|Wellingborough News, 7th January 1882, transcribed by Kay Collins
ACCIDENT TO A HORSE One day last week as a valuable mare, belonging to Mr. R. Orlebar, Hinwick House, was employed in leading a cart load of turnips, it had the misfortune to slip in such a manner that it completely broke its thigh bone. As the recovery of the animal was altogether hopeless, of course, it was immediately destroyed.
|Wellingborough News, 10th June 1882, transcribed by Kay Collins
ACCIDENTOn Monday last, as a lad named Norman was engaged in breaking oil cake in a barn upon Mr. E. Goosey's farm, at Hinwick, a little boy named Richardson tried to put a cake into the mill, when he somehow or other got his left hand into the cogwheels of the machine, and had three of his fingers smashed.
|Wellingborough News, 8th July 1882, transcribed by Kay Collins
ACCIDENTOn Thursday, 29th, as a lad named Harry Horn, son of Joseph Horn, of Hinwick, was coming from school to dinner, a pair of timber carriages were coming in the same direction and the lad got on the pole to ride between the two pair of wheels. Unfortunately, however, when coming by Hinwick Hall-lane, the boy slipped from the pole and one of the behind wheels passed over his right foot badly crushing it. He was at once conveyed home where he is now gradually recovering.
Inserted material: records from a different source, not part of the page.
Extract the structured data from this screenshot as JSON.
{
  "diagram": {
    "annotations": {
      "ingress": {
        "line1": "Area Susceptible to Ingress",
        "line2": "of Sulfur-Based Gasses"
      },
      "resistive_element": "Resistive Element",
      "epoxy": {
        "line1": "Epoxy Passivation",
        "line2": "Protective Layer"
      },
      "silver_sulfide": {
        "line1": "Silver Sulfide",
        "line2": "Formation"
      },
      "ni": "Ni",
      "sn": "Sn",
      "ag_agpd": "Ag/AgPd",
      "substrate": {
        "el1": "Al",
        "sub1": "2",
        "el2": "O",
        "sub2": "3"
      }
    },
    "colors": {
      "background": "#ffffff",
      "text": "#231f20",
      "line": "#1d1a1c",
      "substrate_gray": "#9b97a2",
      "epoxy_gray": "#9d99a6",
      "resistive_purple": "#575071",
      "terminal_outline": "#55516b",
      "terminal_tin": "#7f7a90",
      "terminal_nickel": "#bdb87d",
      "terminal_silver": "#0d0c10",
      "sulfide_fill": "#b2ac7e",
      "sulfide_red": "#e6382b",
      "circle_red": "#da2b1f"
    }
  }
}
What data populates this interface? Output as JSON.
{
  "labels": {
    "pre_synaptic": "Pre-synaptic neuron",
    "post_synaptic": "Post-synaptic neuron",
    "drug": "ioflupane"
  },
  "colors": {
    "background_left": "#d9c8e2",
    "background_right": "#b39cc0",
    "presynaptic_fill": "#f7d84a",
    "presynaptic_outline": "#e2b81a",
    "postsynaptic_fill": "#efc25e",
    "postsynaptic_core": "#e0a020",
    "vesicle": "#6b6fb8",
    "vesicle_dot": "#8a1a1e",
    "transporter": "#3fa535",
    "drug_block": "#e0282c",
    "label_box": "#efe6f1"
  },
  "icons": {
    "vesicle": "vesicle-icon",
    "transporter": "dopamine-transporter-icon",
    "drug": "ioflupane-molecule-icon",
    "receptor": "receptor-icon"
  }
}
|Wellingborough News, 19th August 1882, transcribed by Kay Collins
ACCIDENTSWilliam Meadows was severely injured on the head on Sunday last by the fall of a quantity of straw from a height of 15 feet, on Mr. Wyman's farm premises.On Sunday Mr. C. Wyman slipped and severely sprained his foot.
|Wellingborough News, 30th September 1882, transcribed by Kay Collins
ACCIDENTOn Saturday evening last, as a man named Robert Horn was engaged stacking clover at Church Farm, he fell from the stack a distance of about 18 feet, breaking two of his ribs and seriously injuring himself internally. He was at once conveyed home by his fellow labourers and Dr. Crewe of Higham Ferrers was quickly in attendance. He lies in a very precarious condition.
|Wellingborough News, 25th November 1882, transcribed by Kay Collins
ACCIDENTOn Tuesday evening last a lad named Frederick Wooding was engaged chaff cutting in a barn at Mr. E. W. Goosey's farm, Podington, when somehow or other he got his second fingers of the left hand into the cogwheels of the machine and had it severed up to the first joint.
|Wellingborough News, 18th February 1887, transcribed by Kay Collins
ACCIDENT0n Monday afternoon last, the 14th inst., an accident of rather a serious nature occurred to a young man named William Brown, head horse-keeper to Mr. R. Orlebar, of Poddington. Brown and others were greasing the wheels of the waggon, and when they had got the wheel off the arm of the waggon it slipped, and in falling the tire of the wheel caught Brown on the knee, breaking the bone in the cap. He was at once conveyed home in a cart and Dr. Orr, of Wollaston, was speedily in attendance, but it was found necessary to remove him to the Northampton Infirmary.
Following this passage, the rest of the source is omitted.